Yeah, but it was an incredible personal thing with me. I've often gone on the stage with a guitar and said, "Tonight I'm not going to smash a guitar and I don't give a shit"—you know what the pressure is on me—whether I feel like doing it musically or whatever, I'm just not going to do it. And I've gone on, and every time I've done it. The actual performance has always been bigger than my own patterns of thought.
Tonight, for some reason, I went on and I said, "I'm not going to break it," and I didn't. And I don't know how, I don't really know why I didn't. But I didn't, you know, and it's the first time. I mean, I've said it millions of times before, and nothing has happened.
I imagine it gets to be a drag talking about why you smash your guitar.
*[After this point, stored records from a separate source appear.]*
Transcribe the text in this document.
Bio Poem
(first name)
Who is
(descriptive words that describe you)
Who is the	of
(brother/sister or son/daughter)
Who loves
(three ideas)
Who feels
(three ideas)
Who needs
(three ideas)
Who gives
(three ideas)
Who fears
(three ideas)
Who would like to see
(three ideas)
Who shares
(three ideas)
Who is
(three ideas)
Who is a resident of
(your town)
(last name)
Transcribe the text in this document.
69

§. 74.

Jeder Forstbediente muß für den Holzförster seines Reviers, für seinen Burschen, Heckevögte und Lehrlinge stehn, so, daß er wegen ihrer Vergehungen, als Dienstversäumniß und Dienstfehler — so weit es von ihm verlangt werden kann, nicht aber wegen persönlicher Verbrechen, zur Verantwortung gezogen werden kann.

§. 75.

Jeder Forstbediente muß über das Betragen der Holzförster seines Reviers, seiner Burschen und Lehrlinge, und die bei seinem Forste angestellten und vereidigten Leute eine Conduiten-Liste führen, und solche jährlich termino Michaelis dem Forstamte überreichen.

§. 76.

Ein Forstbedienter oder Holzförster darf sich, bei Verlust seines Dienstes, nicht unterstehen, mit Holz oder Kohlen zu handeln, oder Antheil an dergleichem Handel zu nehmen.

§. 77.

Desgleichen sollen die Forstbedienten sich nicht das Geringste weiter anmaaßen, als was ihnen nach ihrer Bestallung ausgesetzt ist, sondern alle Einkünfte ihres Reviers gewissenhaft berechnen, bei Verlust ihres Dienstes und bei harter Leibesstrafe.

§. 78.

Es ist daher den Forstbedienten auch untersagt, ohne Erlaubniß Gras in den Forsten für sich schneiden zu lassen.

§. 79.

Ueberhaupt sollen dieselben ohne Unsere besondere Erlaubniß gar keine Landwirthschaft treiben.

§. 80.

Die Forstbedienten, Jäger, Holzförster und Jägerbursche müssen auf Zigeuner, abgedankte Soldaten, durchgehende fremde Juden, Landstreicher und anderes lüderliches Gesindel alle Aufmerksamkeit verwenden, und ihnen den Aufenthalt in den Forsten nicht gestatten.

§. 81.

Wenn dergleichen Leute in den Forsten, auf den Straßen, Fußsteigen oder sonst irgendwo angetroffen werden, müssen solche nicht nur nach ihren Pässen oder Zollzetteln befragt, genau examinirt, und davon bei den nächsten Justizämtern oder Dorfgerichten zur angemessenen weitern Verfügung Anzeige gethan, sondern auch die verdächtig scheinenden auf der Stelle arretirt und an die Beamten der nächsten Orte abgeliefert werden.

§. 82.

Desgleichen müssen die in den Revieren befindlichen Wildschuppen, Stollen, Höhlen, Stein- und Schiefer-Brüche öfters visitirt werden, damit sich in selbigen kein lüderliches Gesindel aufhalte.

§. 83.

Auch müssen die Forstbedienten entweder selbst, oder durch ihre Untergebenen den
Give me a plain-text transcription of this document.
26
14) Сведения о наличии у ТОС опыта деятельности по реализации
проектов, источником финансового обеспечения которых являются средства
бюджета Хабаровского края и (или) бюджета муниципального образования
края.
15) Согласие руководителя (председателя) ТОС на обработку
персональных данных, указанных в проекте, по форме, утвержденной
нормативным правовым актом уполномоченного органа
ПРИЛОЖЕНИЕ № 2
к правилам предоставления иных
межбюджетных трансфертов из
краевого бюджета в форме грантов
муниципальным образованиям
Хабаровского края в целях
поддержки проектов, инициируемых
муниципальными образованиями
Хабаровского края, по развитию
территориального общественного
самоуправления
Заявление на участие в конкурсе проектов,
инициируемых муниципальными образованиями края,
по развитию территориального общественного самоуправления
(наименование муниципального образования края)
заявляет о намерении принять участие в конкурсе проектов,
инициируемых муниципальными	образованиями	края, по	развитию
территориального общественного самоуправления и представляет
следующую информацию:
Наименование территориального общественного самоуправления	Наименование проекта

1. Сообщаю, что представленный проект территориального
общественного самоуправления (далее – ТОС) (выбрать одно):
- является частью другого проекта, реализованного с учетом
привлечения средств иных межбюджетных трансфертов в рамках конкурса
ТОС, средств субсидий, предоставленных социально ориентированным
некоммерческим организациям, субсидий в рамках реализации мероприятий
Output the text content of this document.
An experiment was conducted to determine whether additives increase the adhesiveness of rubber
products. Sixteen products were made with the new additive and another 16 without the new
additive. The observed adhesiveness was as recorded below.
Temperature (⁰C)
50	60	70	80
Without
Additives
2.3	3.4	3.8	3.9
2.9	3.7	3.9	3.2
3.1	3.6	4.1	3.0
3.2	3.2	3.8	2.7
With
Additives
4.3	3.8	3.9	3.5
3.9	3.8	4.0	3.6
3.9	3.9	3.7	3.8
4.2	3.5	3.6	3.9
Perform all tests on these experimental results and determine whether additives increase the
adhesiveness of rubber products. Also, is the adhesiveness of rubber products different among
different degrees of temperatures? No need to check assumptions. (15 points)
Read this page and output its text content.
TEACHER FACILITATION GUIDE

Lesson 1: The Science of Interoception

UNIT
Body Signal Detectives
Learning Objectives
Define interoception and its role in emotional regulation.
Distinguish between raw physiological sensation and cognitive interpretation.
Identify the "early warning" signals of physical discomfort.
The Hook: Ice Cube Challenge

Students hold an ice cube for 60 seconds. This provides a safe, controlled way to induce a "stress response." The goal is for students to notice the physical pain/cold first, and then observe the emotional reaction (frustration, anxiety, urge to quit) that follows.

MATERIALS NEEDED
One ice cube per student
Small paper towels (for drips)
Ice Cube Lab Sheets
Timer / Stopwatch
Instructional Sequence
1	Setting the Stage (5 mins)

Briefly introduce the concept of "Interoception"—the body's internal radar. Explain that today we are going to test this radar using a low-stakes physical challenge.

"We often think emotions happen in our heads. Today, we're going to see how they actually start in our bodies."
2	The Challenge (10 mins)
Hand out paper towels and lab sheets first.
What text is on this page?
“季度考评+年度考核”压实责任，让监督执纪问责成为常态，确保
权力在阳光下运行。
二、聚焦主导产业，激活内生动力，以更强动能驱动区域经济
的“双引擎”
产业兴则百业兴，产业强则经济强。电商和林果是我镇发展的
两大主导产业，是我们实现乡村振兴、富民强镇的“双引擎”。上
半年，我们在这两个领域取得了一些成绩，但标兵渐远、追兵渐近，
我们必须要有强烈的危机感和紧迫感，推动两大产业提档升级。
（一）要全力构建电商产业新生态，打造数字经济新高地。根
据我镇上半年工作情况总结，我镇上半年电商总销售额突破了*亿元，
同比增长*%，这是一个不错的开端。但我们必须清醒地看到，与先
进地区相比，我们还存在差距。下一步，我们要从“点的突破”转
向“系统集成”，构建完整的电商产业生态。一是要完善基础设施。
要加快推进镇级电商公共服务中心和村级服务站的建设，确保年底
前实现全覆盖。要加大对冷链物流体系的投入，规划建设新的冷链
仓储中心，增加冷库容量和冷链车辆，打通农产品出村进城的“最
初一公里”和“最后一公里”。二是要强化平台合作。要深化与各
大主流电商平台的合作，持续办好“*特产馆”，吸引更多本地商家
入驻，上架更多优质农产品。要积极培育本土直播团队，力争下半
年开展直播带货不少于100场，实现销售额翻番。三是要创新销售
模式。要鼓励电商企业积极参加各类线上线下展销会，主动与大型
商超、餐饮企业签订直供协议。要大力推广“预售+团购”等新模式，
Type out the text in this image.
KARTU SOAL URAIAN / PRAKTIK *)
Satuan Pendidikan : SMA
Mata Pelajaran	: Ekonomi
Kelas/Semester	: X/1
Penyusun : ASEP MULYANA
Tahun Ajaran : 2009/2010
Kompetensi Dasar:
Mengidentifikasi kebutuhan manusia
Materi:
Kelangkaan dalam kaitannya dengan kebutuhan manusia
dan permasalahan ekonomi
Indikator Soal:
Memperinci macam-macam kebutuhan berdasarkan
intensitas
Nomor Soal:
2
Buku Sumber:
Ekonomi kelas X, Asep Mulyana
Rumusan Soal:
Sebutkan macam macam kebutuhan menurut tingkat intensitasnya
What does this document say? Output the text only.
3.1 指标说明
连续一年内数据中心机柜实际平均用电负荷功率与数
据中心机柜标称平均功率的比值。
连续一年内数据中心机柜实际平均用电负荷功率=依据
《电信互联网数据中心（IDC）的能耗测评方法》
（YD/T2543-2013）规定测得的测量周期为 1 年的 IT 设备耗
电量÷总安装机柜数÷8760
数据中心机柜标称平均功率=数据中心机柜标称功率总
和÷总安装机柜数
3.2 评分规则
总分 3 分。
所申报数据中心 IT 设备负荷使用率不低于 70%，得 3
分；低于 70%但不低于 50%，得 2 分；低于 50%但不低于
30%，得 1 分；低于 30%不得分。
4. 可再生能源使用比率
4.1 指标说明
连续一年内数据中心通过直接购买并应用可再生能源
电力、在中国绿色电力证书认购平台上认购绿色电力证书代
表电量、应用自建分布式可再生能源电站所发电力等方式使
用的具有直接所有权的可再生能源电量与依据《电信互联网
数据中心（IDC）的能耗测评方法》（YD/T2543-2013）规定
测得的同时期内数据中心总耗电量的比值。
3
No, it doesn't get to be a drag to talk about it. Sometimes it gets a drag to do it. I can explain it, I can justify it and I can enhance it, and I can do a lot of things, dramatize it and literalize it. Basically it's a gesture which happens on the spur of the moment. I think, with guitar smashing, just like performance itself; it's a performance, it's an act, it's an instant and it really is meaningless.
When did you start smashing guitars?
It happened by complete accident the first time. We were just kicking around in a club which we played every Tuesday, and I was playing the guitar and it hit the ceiling. It broke, and it kind of shocked me 'cause I wasn't ready for it to go. I didn't particularly want it to go, but it went.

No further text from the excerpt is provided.